Figure 10 shows the effect of changing the processor grid by increasing the \(Np_j\) dimension, as briefly described in Sect. 2. As can be seen from Fig. 10, the scalability of the computation can be improved from 128 to 1024 nodes by balancing \(Np_i\) and \(Np_j\) to favor the calculation of 3D FFTs and non-local pseudopotentials. For the sake of brevity, we did not fully explore the full parameter space of node counts and the shape of the \((Np_i\times Np_j)\)-grid distribution. We plan to conduct such an analysis as a future work.

5 Conclusion and Future Work

The parallelism available on machines with many-core processors requires to revisit the implementation of their programs to efficiently use the available resources. In this paper, we have demonstrated that rewriting key kernels in NWChem’s plane-wave AIMD module to use a hybrid MPI-OpenMP that provides good scalability on a many-core cluster based on the Intel Xeon Phi Processor. However, to achieve this level of performance for large AIMD simulations the parallelism within a node must be implemented at a very fine grain level and needs careful orchestration of MPI-level parallelism and OpenMP threading.

The unique implementations of key kernels used in AIMD such as sphere to cube 3D FFTs and the matrix multiplication of tall-skinny matrices require special attention and are not well for suited standard computational math libraries. For example, due to the shape the matrices, standard BLAS libraries such as Intel Math Kernel Library have a hard time to provide close-to-optimal performance on a many-core system. However, by rewriting these kernels from scratch using the hybrid MPI-OpenMP model at a required very fine grain level we were able to obtain good performance.

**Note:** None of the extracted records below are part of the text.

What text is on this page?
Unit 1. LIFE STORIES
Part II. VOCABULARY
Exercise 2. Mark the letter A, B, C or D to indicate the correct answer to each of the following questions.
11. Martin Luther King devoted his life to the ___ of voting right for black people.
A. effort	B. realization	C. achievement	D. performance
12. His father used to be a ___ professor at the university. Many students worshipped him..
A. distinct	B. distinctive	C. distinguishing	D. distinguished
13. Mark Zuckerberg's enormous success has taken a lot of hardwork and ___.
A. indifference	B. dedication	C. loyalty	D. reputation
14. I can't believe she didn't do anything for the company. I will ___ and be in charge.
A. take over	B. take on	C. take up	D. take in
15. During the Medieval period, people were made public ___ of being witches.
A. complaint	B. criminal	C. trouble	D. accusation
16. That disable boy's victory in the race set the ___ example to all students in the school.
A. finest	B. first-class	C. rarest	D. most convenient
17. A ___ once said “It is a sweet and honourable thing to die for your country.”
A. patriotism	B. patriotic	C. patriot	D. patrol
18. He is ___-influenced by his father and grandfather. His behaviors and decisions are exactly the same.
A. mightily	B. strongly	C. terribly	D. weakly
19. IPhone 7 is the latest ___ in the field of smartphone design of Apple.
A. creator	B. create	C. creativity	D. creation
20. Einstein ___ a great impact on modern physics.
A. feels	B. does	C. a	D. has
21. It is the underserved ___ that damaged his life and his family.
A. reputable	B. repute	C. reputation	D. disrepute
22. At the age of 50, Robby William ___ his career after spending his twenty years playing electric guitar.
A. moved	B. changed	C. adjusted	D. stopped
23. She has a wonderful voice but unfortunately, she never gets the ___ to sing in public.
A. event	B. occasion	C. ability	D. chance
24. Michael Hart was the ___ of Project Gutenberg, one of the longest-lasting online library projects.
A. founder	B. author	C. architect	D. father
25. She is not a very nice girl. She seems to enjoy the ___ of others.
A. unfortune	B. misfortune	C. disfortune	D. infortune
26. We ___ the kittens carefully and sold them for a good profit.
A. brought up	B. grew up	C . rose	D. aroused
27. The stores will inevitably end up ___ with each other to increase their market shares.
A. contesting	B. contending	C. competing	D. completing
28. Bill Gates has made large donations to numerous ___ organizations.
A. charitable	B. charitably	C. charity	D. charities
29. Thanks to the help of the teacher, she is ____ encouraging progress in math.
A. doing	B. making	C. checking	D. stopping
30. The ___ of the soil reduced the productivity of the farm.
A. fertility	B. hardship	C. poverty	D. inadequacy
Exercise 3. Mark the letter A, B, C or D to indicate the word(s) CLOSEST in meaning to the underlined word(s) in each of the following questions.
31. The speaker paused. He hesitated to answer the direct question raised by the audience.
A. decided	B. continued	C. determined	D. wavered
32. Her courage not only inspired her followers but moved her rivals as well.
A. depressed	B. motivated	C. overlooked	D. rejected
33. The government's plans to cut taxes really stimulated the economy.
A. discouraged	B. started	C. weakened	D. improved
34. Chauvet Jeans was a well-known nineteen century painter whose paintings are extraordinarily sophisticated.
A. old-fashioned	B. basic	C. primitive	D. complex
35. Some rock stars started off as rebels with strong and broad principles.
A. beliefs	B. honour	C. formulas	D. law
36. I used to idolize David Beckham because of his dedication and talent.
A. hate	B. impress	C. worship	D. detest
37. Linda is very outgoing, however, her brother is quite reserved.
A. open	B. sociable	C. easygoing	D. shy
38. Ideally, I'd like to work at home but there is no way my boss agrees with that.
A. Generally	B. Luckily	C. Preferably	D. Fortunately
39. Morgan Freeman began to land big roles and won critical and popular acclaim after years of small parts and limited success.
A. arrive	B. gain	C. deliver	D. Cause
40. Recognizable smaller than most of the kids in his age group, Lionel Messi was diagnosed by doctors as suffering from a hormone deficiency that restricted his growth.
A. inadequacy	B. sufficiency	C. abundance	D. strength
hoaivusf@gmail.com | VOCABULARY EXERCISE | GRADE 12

For this paper, we simulated up to 256 water molecules, a standard benchmark for AIMD, to test our implementation. The experiments showed strong scaling up to 1024 KNL nodes (69632 cores) for 256 water molecules. The timings of the major kernels, the pipelined 3D FFTs, non-local pseudopotential, and Lagrange multiplier kernels all displayed significant speedups. Further, comparisons between the KNL and Haswell nodes showed that that Xeon Phi partition was able to attain more than 1.5x speedup over the Xeon partition.

As future work, we plan to implement hybrid MPI-OpenMP algorithms for exact exchange kernels needed for hybrid DFT calculations, as well as propagate our current developments into the band structure code in NWChem. We also plan to explore the parameter space in more detail and determine the best setting of \(Np_i\) and \(Np_j\) for various node counts. Lastly, we are planning to carry out runs at scale of a multiple of thousands of many-core cluster nodes to simulate a problem that is of interest to the chemistry and geochemistry communities.